July 2011, a team of researchers looked at the percentages of A’s on a national level and found the top grade accounted
for 43 percent of all letter grades in 2008, an increase of 28 percent since 1960, according to research published in the Teachers College Record.
The rise in A’s corresponds with a decrease in C’s, D’s and F’s, according to the research.
The Daily received records of the percentages of A’s in each college over the past 10 years, which takes into account the grades of any students receiving grades in classes offered in those colleges, not necessarily just majors. It also excludes people who did not receive a letter grade in classes.
OU colleges match this national trend, showing a 2 percent average increase in the percentages of A’s in the past 10 years, according to the records. In fall 2002, colleges gave 51.22 percent A’s, opposed to 53.87 percent in fall 2011.
Academic provost Nancy Mergler said the percentage of grades in each college is not an accurate representation of the average abilities of students because it does not take into consideration the weight of each grade.
However, the average GPA has increased from 3.06 in fall 2004 to 3.10 in fall 2010, Mergler said. She does not see this as grade inflation but rather an increase in the academic preparedness of students entering OU.
OU does not have an institutional policy on grades or grade inflation in place, Mergler said. Faculty and staff have varying viewpoints about how to gauge students, so OU does not put restrictions in place.
The Jeannine Rainbolt College of Education had the highest offered A’s in courses 82.9 percent of the time, according to records.
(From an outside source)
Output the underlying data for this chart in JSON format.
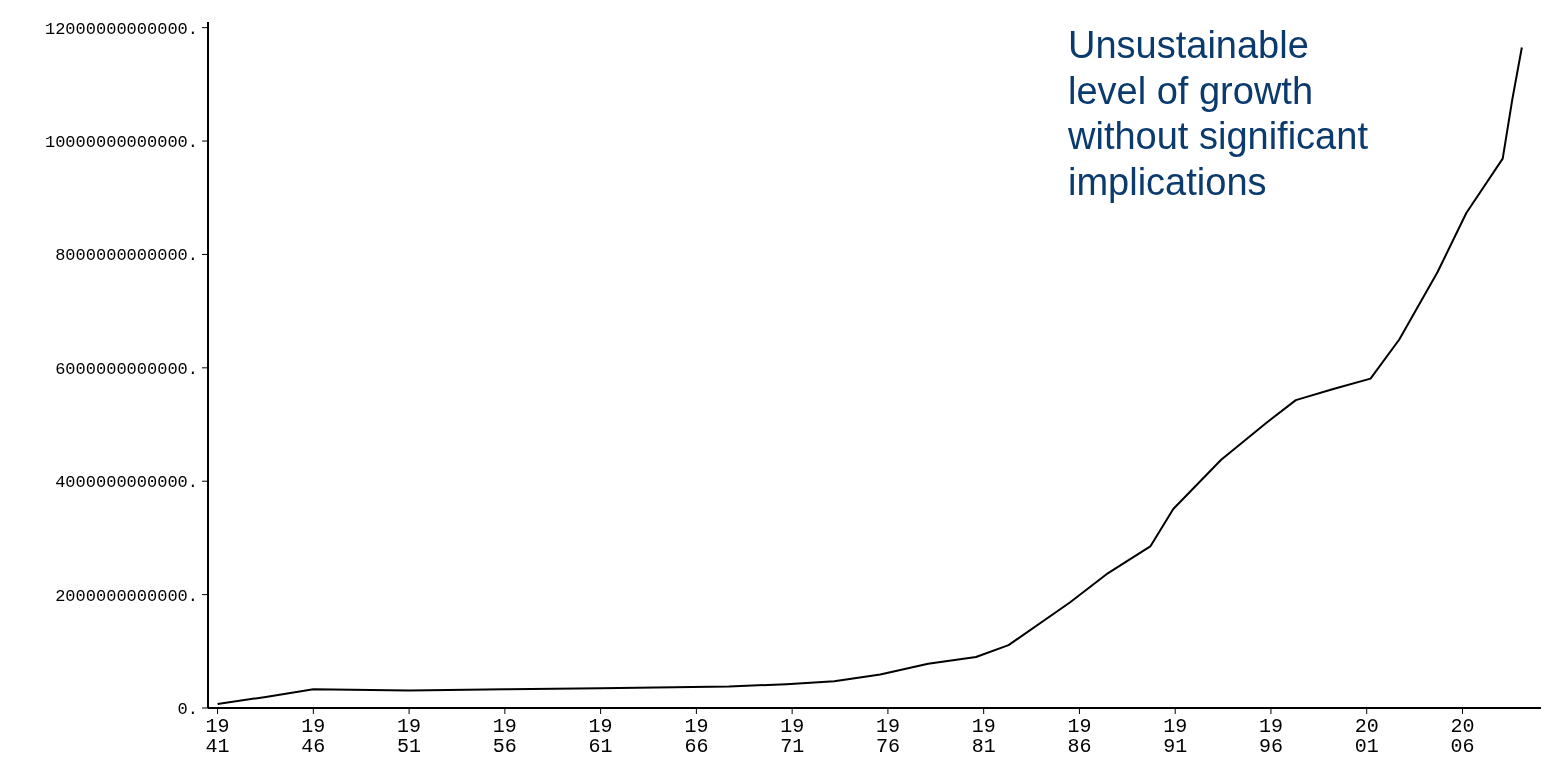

The next highest were the OU Honors College with 73.76 percent and the Weitzenhoffer Family College of Fine Arts with 67.41 percent.
The College of Education does not have any policies regarding grade inflation, Communications Director Christine Frank said. The administration credits the high grades to high admission standards within the college.
“We are very concerned about only sending the best and the brightest into Oklahoma classrooms, because of this, our students have to reach high standards to pursue a career in teaching,” said Dr. Teresa DeBacker.
At the lowest end of the scale is the Price College of Business, which gave 31.03 percent A’s in fall 2011 and was the only college to give more B’s that semester, which totaled 43.10 percent.
Even with the lowest percentage of A’s, the college has seen an increase in higher-level grades, according to reports; in fall 2002, As made up 23.74 percent and B’s were 41.90 percent.
The college does not have a policy about grades, but administrators do take grade distributions into consideration when evaluating professors.
“When the faculty are evaluated in the college, vigor, including grading vigor, is among the things looked at when deciding if a faculty member is doing his or her job,” Associate Dean Nim Razook said.
The college also has a culture in which it emphasizes vigor in its courses and training students, Razook said.
However, Razook said he emphasized that this mindset and culture is not only within the business college, but also in
others across campus.
“It’s just a matter of culture, I guess,” Razook said. “In some way I am glad that we’re relatively less lenient in passing out A’s, but I don’t think it’s because of any reason other than culture.”